Durante l'età classica, greci e romani vennero a contatto con i popoli africani che vivevano lungo le coste del Mediterraneo. Una delle prime popolazioni conosciute furono gli Afri, che vivevano nei pressi di Cartagine, contro i quali i romani si scontrarono nel corso delle guerre puniche (264-146 a.C.). Da loro deriva il nome del continente.

I berberi abitavano il nordafrica probabilmente già dal secondo millennio a.C. e ancora tutt'ora formano un gruppo cospicuo all'interno del mosaico etnico continentale. Cacciati dalle coste dagli arabi nel VII secolo, attualmente i berberi sono per lo più dislocati nella vasta regione magrebina, che attraversa Tunisia, Libia, Algeria, Mauritania e Marocco.

Soltanto in quest'ultimo paese, dove l'etnia berbera compone il 40% della popolazione, esiste un Istituto Reale per la Cultura Berbera, mentre in Algeria, dove compongono il 12% della popolazione, soltanto da pochi anni il berbero è diventato lingua ufficiale assieme all'arabo. Dall'altra parte del continente, al confine col Medio Oriente, la civiltà egizia con le sue meraviglie ammaliò greci e romani, mentre il vicino regno della Nubia, attuale Sudan settentrionale, famoso per l'estrazione dell'oro, fu spina nel fianco per i romani durante la loro presenza in Egitto.

I romani stabilirono rapporti anche con le popolazioni Swahili che abitavano le coste africane affacciate sul Golfo Persico (da Mogadiscio alle rive del fiume Rovuma in Mozambico). Queste zone furono battezzate Azania, dove fiorivano gli scambi commerciali tra africani, orientali e greci. L'Africa subsahariana era quasi del tutto sconosciuta in epoca classica. Lo storico greco Erodoto narra che i primi a raggiungere le coste atlantiche dell'Africa fossero i Fenici nel 600 a.C., ma non esistono prove fondate sulla spedizione. In epoca moderna, eccetto per i sparuti missionari cristiani che nel corso del medioevo furono inviati ad esplorare le zone interne dell'Africa orientale, come Sudan e Etiopia, i primi a spingersi fino alla punta più a sud dell'Africa furono i portoghesi.

Nel 1488 Bartolomeu Dias doppiò il Capo di Buona Speranza. Sin dall'inizio del XV secolo, i lusitani avevano creato scali commerciali lungo la costa. In seguito alla scoperta del Brasile, gli scambi si intensificarono, soprattutto per la tratta degli schiavi destinati alle piantagioni nel Nuovo Mondo. Tre secoli dopo arrivarono inglesi, tedeschi e francesi a ridisegnare i confini delle nazioni africane, imponendo un ordine che inevitabilmente avrebbe stravolto le strutture politiche e sociali indigene. A seguito delle spedizioni coloniali, giunsero in Africa archeologi e antropologi che nel corso degli anni fecero importantissime scoperte.
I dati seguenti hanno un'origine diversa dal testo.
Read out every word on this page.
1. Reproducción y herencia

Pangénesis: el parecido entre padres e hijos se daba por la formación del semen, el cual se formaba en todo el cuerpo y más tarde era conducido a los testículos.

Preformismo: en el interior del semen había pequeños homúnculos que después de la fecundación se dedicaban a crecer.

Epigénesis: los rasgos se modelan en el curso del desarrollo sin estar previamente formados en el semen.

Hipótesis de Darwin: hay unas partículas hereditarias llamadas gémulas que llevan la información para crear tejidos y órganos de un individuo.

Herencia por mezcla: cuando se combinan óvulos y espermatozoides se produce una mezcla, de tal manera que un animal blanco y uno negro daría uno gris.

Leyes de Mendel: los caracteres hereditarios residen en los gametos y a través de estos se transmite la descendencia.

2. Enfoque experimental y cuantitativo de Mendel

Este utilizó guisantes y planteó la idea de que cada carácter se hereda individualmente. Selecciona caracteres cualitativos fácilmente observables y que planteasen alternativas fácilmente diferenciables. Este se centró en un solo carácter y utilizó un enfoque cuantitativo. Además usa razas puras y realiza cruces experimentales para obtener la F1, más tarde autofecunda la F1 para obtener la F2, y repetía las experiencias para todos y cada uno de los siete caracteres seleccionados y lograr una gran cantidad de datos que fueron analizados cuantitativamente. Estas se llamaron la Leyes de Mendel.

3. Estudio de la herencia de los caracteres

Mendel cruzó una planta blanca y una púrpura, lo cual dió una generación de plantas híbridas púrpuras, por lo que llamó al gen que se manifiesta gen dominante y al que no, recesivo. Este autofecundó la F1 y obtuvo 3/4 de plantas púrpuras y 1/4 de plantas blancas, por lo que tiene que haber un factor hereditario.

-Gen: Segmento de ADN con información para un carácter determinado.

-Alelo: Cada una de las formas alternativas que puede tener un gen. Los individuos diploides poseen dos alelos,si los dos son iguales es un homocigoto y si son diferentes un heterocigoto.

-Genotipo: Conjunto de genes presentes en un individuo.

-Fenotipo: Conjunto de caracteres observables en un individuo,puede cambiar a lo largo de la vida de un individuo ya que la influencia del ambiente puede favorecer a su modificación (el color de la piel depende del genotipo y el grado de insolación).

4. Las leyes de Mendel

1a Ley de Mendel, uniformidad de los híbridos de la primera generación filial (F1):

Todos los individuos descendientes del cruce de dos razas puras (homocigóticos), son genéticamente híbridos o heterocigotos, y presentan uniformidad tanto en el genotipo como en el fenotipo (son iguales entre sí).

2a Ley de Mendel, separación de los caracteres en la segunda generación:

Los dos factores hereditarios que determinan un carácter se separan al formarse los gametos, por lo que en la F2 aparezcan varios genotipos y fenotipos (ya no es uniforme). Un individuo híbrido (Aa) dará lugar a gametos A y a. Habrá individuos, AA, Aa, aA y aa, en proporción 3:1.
A partire dai primi anni del XX secolo, tutti infatti furono propensi a considerare l'Africa subsahariana la culla dell'umanità. A partire dal 1925, quando l'antropologo Raymond Dart per primo trovò in Sud Africa i resti di un Australopithecus, ominide da cui si fa risalire il genere umano. Nonostante la convinzione tutta europea di portare la civiltà a popolazioni selvagge e primitive, dal V al XVI secolo, nell'Africa subsahariana fiorirono numerosi imperi e regni con sistemi sociali e politici ben articolati. Nel XIII secolo gli storici arabi scrivevano del regno del Mali guidato da Malinke Sundiata, famoso per la sua prosperità e la sua cultura.
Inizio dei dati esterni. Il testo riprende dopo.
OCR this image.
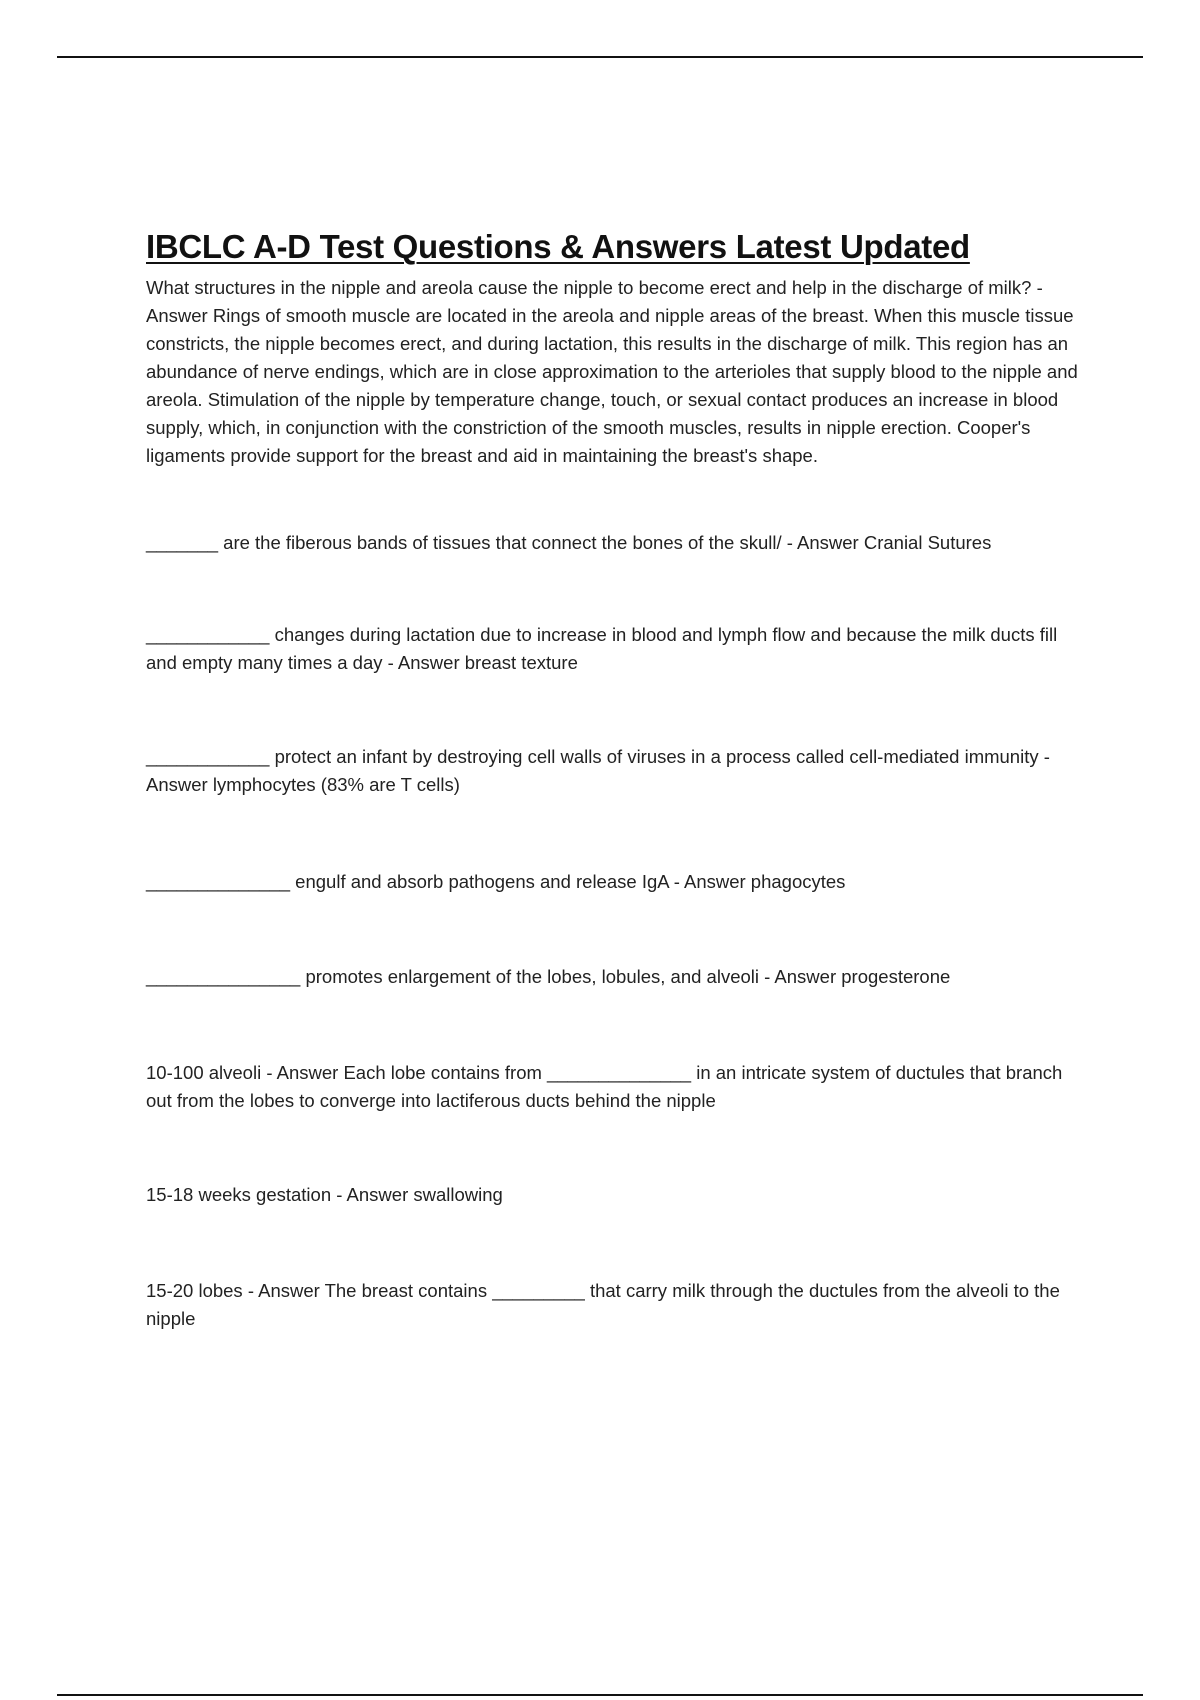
IBCLC A-D Test Questions & Answers Latest Updated

What structures in the nipple and areola cause the nipple to become erect and help in the discharge of milk? - Answer Rings of smooth muscle are located in the areola and nipple areas of the breast. When this muscle tissue constricts, the nipple becomes erect, and during lactation, this results in the discharge of milk. This region has an abundance of nerve endings, which are in close approximation to the arterioles that supply blood to the nipple and areola. Stimulation of the nipple by temperature change, touch, or sexual contact produces an increase in blood supply, which, in conjunction with the constriction of the smooth muscles, results in nipple erection. Cooper's ligaments provide support for the breast and aid in maintaining the breast's shape.

_______ are the fiberous bands of tissues that connect the bones of the skull/ - Answer Cranial Sutures

____________ changes during lactation due to increase in blood and lymph flow and because the milk ducts fill and empty many times a day - Answer breast texture

____________ protect an infant by destroying cell walls of viruses in a process called cell-mediated immunity - Answer lymphocytes (83% are T cells)

______________ engulf and absorb pathogens and release IgA - Answer phagocytes

_______________ promotes enlargement of the lobes, lobules, and alveoli - Answer progesterone

10-100 alveoli - Answer Each lobe contains from ______________ in an intricate system of ductules that branch out from the lobes to converge into lactiferous ducts behind the nipple

15-18 weeks gestation - Answer swallowing

15-20 lobes - Answer The breast contains _________ that carry milk through the ductules from the alveoli to the nipple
Altrettanto antiche e prosperose furono le città-giardino Swahili, particolarmente famosa era l'isola di Kilwa, situata lungo le coste dell'attuale Tanzania, che a partire dal XIII secolo divenne la città più potente di tutta la costa orientale africana. Dall'altro lato del continente, nella regione che oggi forma la Nigeria, fiorirono le città-stato Hausa. Particolarmente prosperosa fu Zazzau (l'attuale emirato di Zaira) fondata nel XIV secolo dalla Regina Amina che, secondo la leggenda, avrebbe ucciso tutti i suoi numerosi amanti.